Politics and Policy: Valerie Shen

by Linda Huang and Sophie Hansen for Silver Quest

After graduating from the Blair Magnet program, most students continue on their STEM journeys, pursuing majors and careers in science, math, or computer science. Some students, however, venture out into the humanities. This leap was the case for Blair Magnet alum Valerie Shen, ‘04, a prospective biology major turned congressional investigator who currently works in national security policy.

During her time at Blair, Shen’s favorite class was genetics. “I liked a lot of the genomes and the coding and ecological biology… and I had a lot of fun doing it,” Shen recalls.
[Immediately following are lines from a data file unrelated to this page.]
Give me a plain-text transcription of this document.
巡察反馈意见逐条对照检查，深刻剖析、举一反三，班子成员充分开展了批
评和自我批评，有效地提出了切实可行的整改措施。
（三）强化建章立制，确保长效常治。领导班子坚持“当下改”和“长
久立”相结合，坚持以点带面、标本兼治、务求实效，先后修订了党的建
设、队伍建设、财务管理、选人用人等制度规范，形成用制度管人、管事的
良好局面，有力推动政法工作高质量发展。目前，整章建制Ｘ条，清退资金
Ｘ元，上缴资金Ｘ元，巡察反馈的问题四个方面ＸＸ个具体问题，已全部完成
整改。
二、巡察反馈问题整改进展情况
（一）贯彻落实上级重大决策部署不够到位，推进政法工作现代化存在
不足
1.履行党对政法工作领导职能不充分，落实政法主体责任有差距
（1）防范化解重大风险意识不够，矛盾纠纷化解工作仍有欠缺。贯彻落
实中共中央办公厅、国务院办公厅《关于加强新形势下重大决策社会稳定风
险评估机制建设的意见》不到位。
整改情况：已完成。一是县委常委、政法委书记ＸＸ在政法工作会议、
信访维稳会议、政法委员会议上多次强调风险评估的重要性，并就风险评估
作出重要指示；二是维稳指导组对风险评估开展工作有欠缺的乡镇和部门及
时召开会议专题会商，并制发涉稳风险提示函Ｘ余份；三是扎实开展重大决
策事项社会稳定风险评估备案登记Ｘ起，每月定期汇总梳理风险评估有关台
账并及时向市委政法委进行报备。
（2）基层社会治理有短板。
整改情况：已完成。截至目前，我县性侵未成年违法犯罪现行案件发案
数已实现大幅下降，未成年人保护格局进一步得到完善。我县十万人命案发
She initially planned to pursue a major in biology and a career in scientific research, but while at Pomona College, Shen decided to explore a different area of interest: political science. “I did want to go to a liberal arts college in part because I wanted a more well-rounded kind of experience and the opportunity to take philosophy and politics and all these other things,” she explains. While she enjoyed her STEM Magnet classes, she also “felt like [she] didn't really get to try the humanities.”

The summer following her freshman year of college, Shen interned for Chris Van Hollen, former Representative of Maryland’s 8th district. “That was kind of my first foray into politics. But then I kept doing it,” Shen thinks back. The next summer, she volunteered for the Martin O’Malley for Governor of Maryland Campaign and later worked on the 2008 Presidential campaign of Barack Obama. As she delved deeper into political science, Shen realized that she would rather work in the policy realm than in the scientific research field. “I realized that I’m just not built to work in a lab all day,” Shen remarks, reflecting on her senior research internship at the National Cancer Institute.

After graduating from Pomona, Shen moved back to D.C., where she attended Georgetown University Law Center. She served as a congressional investigator on Capitol Hill for eight years, playing a key role in several high-stakes investigations. Currently, Shen directs the think tank Third Way’s National Security Program. “The best part about it is just that I get to… have ideas for a living, right? You know, think about really big picture challenging problems and… based on my experience, get to say I think this is the best path forward and then… talking to all kinds of people who are in a position to make that happen,” Shen explains fondly.

Within Third Way’s National Security Program, Shen is currently focusing her work on the strategic competition between the U.S. and China in the technological space. “So it’s thinking about national security in this sort of big picture, power competition,” she describes, “which sounds a little you know, hawkish, but ultimately, I think it comes down to what kind of world do you want to live in with what kind of rules rather what kind of rules do you want to live under?”

Although Shen did not continue on a STEM-oriented path, she still greatly appreciates the impact of the Blair Magnet program. “So much of what Blair really taught me was these foundational analytical skills that were really useful, you know, no matter the field, just like [the] clarity of logic and thinking and understanding,” Shen explains. “Once a Magnet, always a Magnet, thinking in those terms. In law, politics, communication, all of those things.”

While at Blair, Shen involved herself in a collection of extracurriculars; she was captain of the tennis team, captain of the physics team, and a member of Model UN. She recalls her most involved and favorite activity while reflecting on the most memorable aspect of Blair – STEM Arts Night, formerly Magnet Arts Night. The memories of practicing the Friends parody musical with her friends in her basement flooded back.

In her leisure time as an adult, Shen has taken up baking and cocktail mixology. She also spends time outdoors on walks and hikes with her “pandemic puppy,” and loves to travel. “It’s a hobby but yeah, I love traveling,” Shen says. “I mean…the best part about national security is getting to travel.”

Shen’s overall advice for current Blair Magnet students is to explore diverse academic interests, and not to feel limited to any one field in particular. “There’s still a lot of time, a lot of things to explore. A lot of these skill sets that you've learned at Blair are definitely transferable and give you advantages in other fields as well,” Shen notes. ​​”You are a lot more adaptable than you might think you are. So definitely take the time to explore a bunch of different things that might fit you.”